RT : A votre avis la fin justifie-t-elle les moyens ? Pendant toute cette campagne, nous avons entendu un tas de mensonges des deux côtés. Les partisans du Brexit effrayaient tout le monde avec les histoires d'invasion migratoires et promettaient d'allouer 350 millions à la santé publique. Mais une fois que les votes ont été comptés, vous avez nettement dit : «L'histoire du financement de la National Health Service est tout simplement absurde».
Presque toutes nos lois ont été faites quelque part à l’extérieur du pays
N. F.: Ce n’était pas mon initiative. C’est Boris [Johnson, ancien maire de Londres, actuellement ministre des Affaires étrangères du Royaume-Uni] et Michael Gove [ancien ministre de la Justice et Lord grand chancelier du Royaume-Uni]. Et là ils ont un peu raté leur coup. Mais c’était un mensonge inoffensif par rapport à la façon dont on nous a trompé pendant des décennies. Tous les dirigeants politiques nous disaient : «Ne vous inquiétez pas à propos de l'Union européenne, nous en avons besoin uniquement pour faire du bon commerce». En conséquence, presque toutes nos lois ont été faites quelque part à l’extérieur du pays, nos frontières étaient grandes ouvertes, et on nous a interdit de choisir nous-mêmes nos amis dans le monde.

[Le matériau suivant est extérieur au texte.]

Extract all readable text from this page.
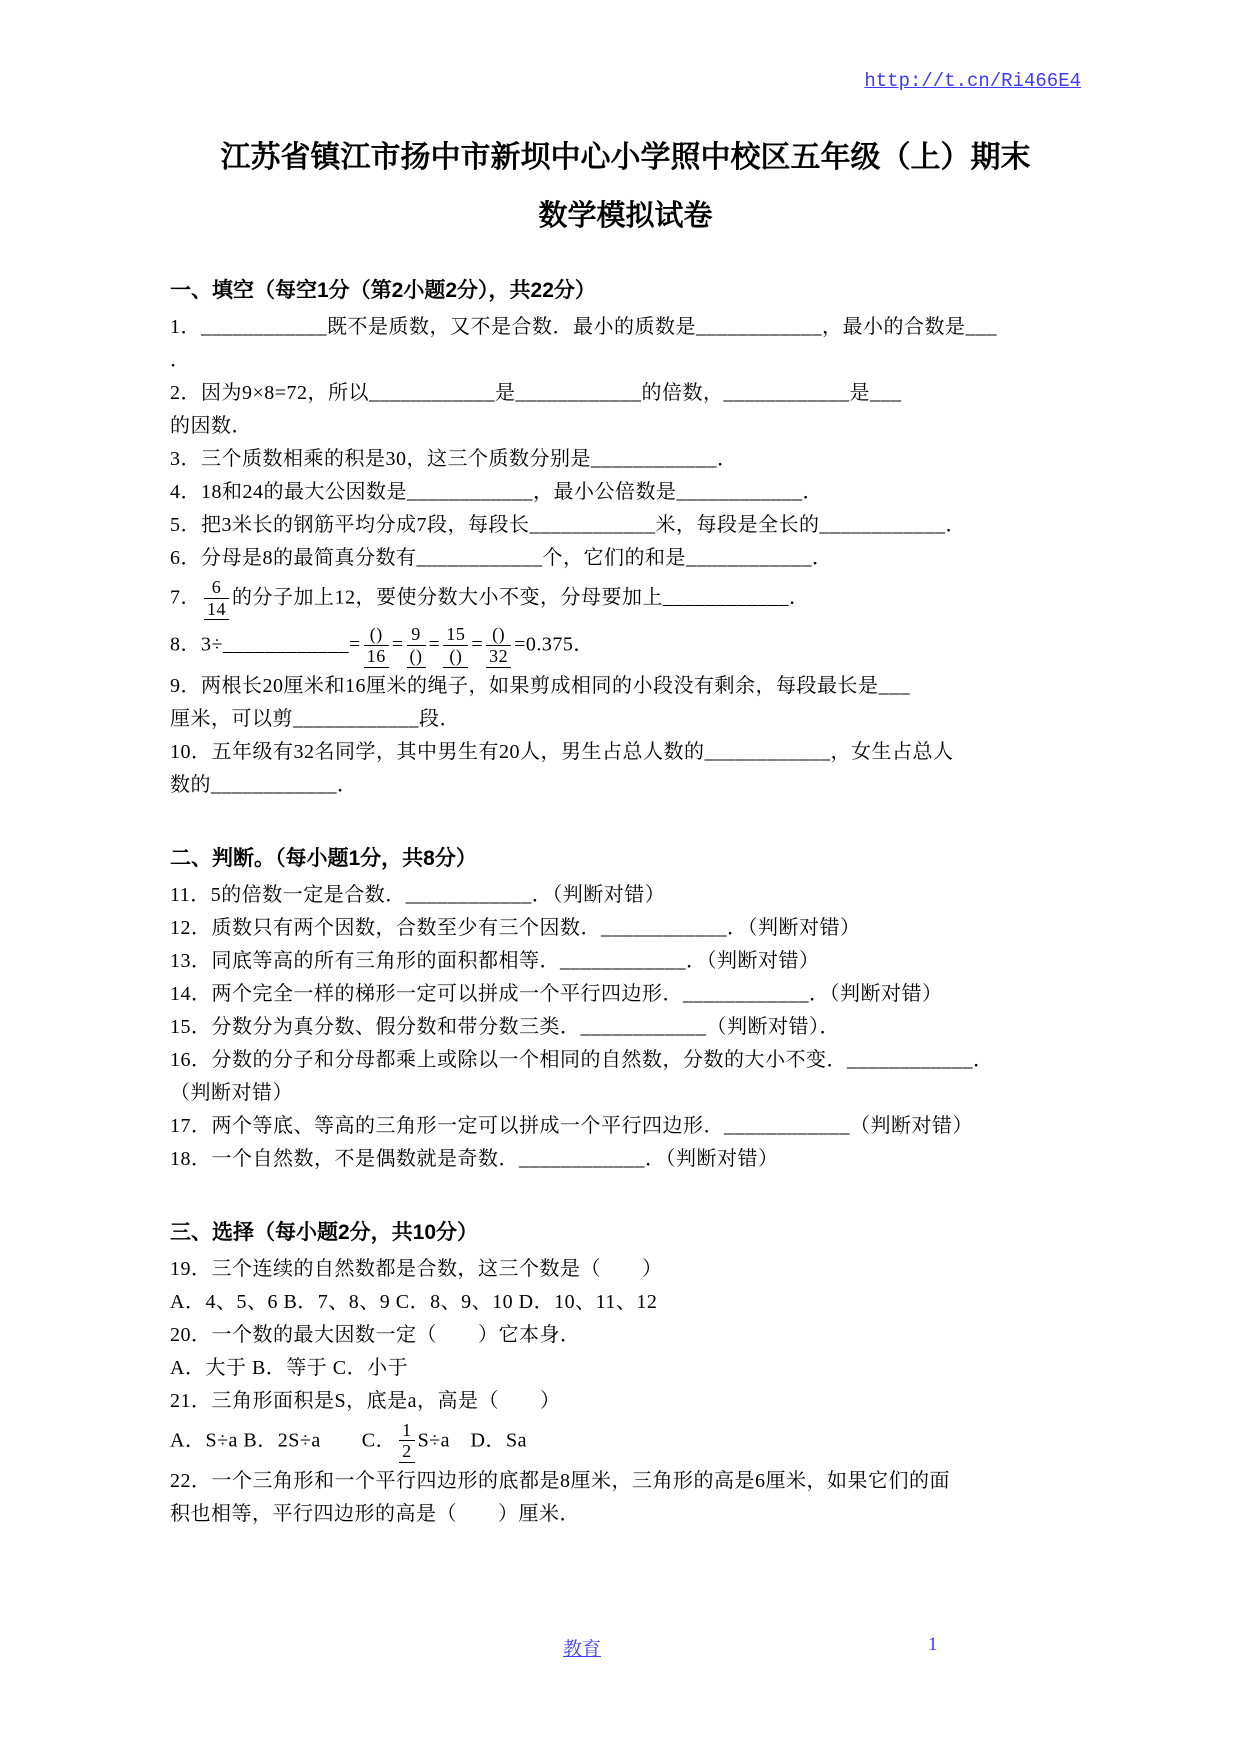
http://t.cn/Ri466E4
江苏省镇江市扬中市新坝中心小学照中校区五年级（上）期末
数学模拟试卷
一、填空（每空1分（第2小题2分），共22分）
1．____________既不是质数，又不是合数．最小的质数是____________，最小的合数是___
．
2．因为9×8=72，所以____________是____________的倍数，____________是___
的因数．
3．三个质数相乘的积是30，这三个质数分别是____________．
4．18和24的最大公因数是____________，最小公倍数是____________．
5．把3米长的钢筋平均分成7段，每段长____________米，每段是全长的____________．
6．分母是8的最简真分数有____________个，它们的和是____________．
7． $\frac{6}{14}$ 的分子加上12，要使分数大小不变，分母要加上____________．
8．3÷____________= $\frac{()}{16} = \frac{9}{()} = \frac{15}{()} = \frac{()}{32} =0.375$．
9．两根长20厘米和16厘米的绳子，如果剪成相同的小段没有剩余，每段最长是___
厘米，可以剪____________段．
10．五年级有32名同学，其中男生有20人，男生占总人数的____________，女生占总人
数的____________．
二、判断。（每小题1分，共8分）
11．5的倍数一定是合数．____________．（判断对错）
12．质数只有两个因数，合数至少有三个因数．____________．（判断对错）
13．同底等高的所有三角形的面积都相等．____________．（判断对错）
14．两个完全一样的梯形一定可以拼成一个平行四边形．____________．（判断对错）
15．分数分为真分数、假分数和带分数三类．____________（判断对错）．
16．分数的分子和分母都乘上或除以一个相同的自然数，分数的大小不变．____________．
（判断对错）
17．两个等底、等高的三角形一定可以拼成一个平行四边形．____________（判断对错）
18．一个自然数，不是偶数就是奇数．____________．（判断对错）
三、选择（每小题2分，共10分）
19．三个连续的自然数都是合数，这三个数是（　　）
A．4、5、6 B．7、8、9 C．8、9、10 D．10、11、12
20．一个数的最大因数一定（　　）它本身．
A．大于 B．等于 C．小于
21．三角形面积是S，底是a，高是（　　）
A．S÷a B．2S÷a　　C． $\frac{1}{2} S\div a$　D．Sa
22．一个三角形和一个平行四边形的底都是8厘米，三角形的高是6厘米，如果它们的面
积也相等，平行四边形的高是（　　）厘米．
教育	1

RT : Autrement dit, la fin justifie toujours les moyens ? C’était une lutte politique, mais vous pensez que la déformation des faits était pardonnable, car finalement elle a été bénéfique pour le pays ?

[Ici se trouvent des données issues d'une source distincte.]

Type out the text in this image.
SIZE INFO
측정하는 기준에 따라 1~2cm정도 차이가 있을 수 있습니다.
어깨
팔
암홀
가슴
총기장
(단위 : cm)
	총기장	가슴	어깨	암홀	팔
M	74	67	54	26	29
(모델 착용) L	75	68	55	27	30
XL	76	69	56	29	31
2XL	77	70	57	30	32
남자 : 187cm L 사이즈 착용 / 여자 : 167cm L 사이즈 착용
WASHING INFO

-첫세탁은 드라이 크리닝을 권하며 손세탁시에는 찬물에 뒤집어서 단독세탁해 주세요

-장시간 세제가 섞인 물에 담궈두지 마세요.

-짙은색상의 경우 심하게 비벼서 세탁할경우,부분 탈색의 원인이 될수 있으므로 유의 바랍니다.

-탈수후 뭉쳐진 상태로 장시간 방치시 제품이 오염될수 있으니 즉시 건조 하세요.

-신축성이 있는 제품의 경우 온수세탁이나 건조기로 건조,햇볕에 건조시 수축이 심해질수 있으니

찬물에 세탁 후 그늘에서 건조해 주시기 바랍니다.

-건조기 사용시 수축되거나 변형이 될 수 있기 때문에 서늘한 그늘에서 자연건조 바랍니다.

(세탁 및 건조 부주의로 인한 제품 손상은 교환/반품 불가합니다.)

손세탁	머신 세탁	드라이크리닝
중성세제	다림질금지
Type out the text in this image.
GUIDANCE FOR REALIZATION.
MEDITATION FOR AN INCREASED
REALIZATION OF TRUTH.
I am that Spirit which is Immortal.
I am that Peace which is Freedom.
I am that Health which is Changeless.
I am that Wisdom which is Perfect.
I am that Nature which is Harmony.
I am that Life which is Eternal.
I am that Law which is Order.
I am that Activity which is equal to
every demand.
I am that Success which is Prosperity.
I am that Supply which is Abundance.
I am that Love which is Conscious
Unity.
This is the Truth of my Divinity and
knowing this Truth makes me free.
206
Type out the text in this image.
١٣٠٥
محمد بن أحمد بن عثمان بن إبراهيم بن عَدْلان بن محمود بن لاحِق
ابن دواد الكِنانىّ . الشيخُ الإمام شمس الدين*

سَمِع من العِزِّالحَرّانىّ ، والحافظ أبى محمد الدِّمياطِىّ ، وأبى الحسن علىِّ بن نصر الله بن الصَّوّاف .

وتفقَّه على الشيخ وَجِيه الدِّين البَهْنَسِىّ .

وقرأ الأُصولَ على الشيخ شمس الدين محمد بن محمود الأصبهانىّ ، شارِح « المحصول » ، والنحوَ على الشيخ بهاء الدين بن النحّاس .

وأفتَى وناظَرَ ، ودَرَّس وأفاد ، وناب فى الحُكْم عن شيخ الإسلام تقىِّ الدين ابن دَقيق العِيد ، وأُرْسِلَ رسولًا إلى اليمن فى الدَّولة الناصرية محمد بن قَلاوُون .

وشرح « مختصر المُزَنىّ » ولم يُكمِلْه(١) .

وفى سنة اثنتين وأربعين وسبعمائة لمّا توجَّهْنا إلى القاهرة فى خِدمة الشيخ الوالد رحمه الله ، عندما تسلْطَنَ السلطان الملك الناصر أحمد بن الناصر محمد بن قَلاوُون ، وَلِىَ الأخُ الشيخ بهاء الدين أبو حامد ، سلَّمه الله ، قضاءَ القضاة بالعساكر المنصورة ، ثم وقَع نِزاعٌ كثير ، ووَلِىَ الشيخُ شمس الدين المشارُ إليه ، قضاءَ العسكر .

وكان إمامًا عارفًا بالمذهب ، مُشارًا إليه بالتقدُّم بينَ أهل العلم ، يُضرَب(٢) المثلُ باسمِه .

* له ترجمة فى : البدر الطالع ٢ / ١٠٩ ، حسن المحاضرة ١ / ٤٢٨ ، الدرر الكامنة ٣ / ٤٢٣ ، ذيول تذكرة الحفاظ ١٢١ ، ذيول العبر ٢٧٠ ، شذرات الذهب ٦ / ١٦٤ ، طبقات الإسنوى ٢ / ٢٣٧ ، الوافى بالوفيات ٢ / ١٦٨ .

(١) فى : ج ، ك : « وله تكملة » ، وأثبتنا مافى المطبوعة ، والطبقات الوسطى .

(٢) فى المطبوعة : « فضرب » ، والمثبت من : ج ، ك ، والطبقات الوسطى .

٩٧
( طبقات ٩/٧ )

N. F.: Je considère que, tout le long de la campagne électorale je ne disais que la vérité. Oui, cela m’inquiète que nous ouvrons potentiellement la porte à Daesh. Et alors ? Si j’ai une inquiétude, n’ai-je pas le droit de le dire à haute voix ?
RT : Mais il y en a qui ne pensent pas que cela ouvre la porte à Daesh…
N. F. : Alors regardons les événements qui ont eu lieu après le référendum. Combien d'attaques terroristes ont été commises en Allemagne et en France ? Voilà ce que je vais vous dire : si nous tenions un référendum cette semaine, la victoire des partisans de la sortie de l'UE serait encore plus large.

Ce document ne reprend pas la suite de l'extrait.